町内会会議で何も案がでないときは、いつも最初に何か言った。
アイクは賢かった。
夏には窓を少しだけ開けて、その隙間からくる風をおでこにあてた。他は汗だくだった。
テレビの防災番組を見かけて、非常用の水と食料を備蓄するようになった。殆どアルファ米の五目ごはんと飴だった。
アイクはおっちょこちょいだった。
時々、家の扉を開け損ねてそのままおでこから扉にぶつかった。何事もなかったように開け直すが、いつもほんの少し目尻に水滴が溜まっていた。
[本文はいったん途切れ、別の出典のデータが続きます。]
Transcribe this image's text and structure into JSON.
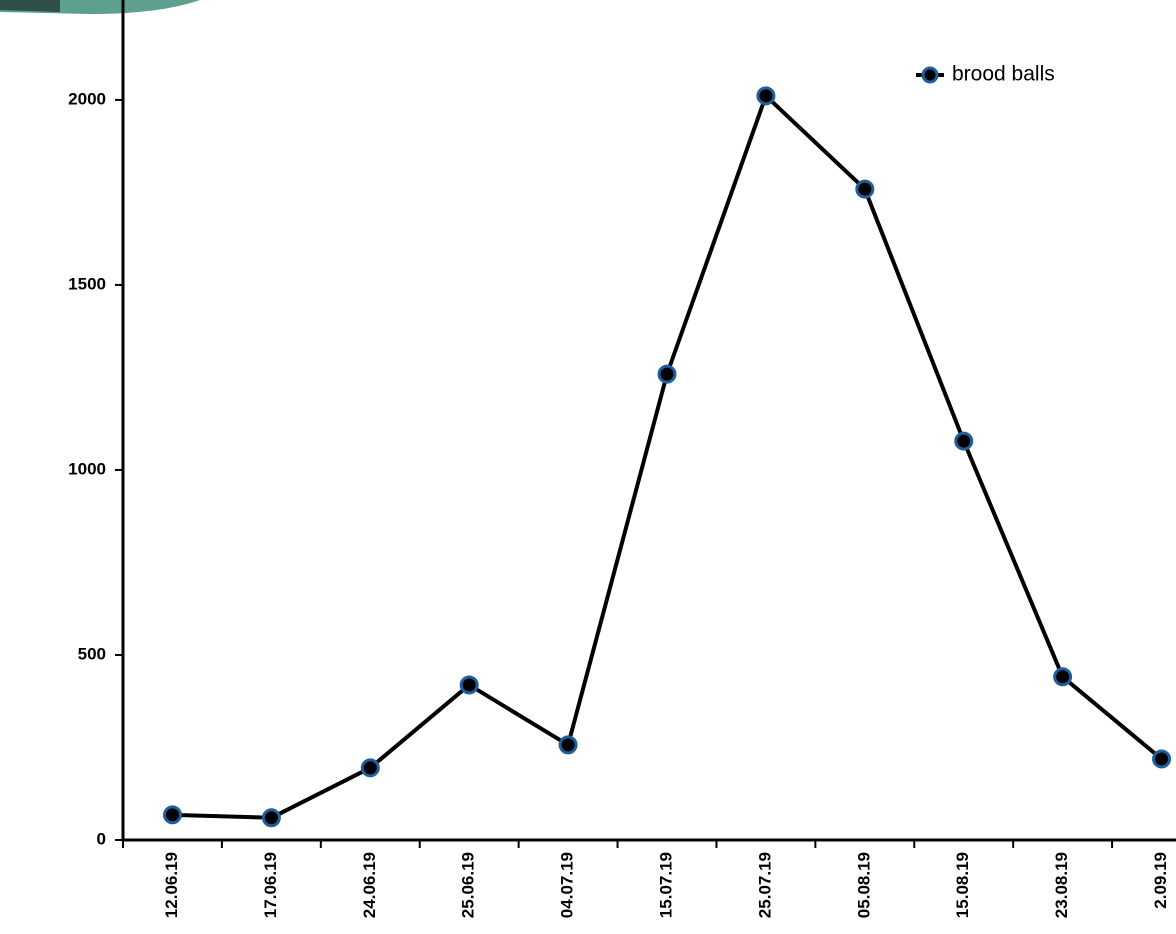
{
  "chart_data": {
    "type": "line",
    "categories": [
      "12.06.19",
      "17.06.19",
      "24.06.19",
      "25.06.19",
      "04.07.19",
      "15.07.19",
      "25.07.19",
      "05.08.19",
      "15.08.19",
      "23.08.19",
      "2.09.19"
    ],
    "series": [
      {
        "name": "brood balls",
        "color": "#000000",
        "marker_edge_color": "#1f5f9f",
        "values": [
          68,
          60,
          195,
          419,
          257,
          1259,
          2011,
          1759,
          1078,
          441,
          219
        ]
      }
    ],
    "ylim": [
      0,
      2270
    ],
    "yticks": [
      0,
      500,
      1000,
      1500,
      2000
    ],
    "grid": false,
    "legend": "upper right"
  }
}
たまにエコバックを家に忘れて、5円払ってレジ袋を買った。生鮮食品用にロールで置いてある無料の袋に無理矢理詰めて、肩身狭そうに帰ったこともあった。
アイクはよく笑った。
隣の家のお婆さんと他愛もない話しで笑った。
笑うとえくぼができた。
アイクはトマトが嫌いと言った。
ブロッコリーも苦手で、ゴーヤは進んでは食べなかった。
コーヒーにはミルクと、角砂糖3個を決まって入れていた。
要するに、アイクは「いい奴」だった。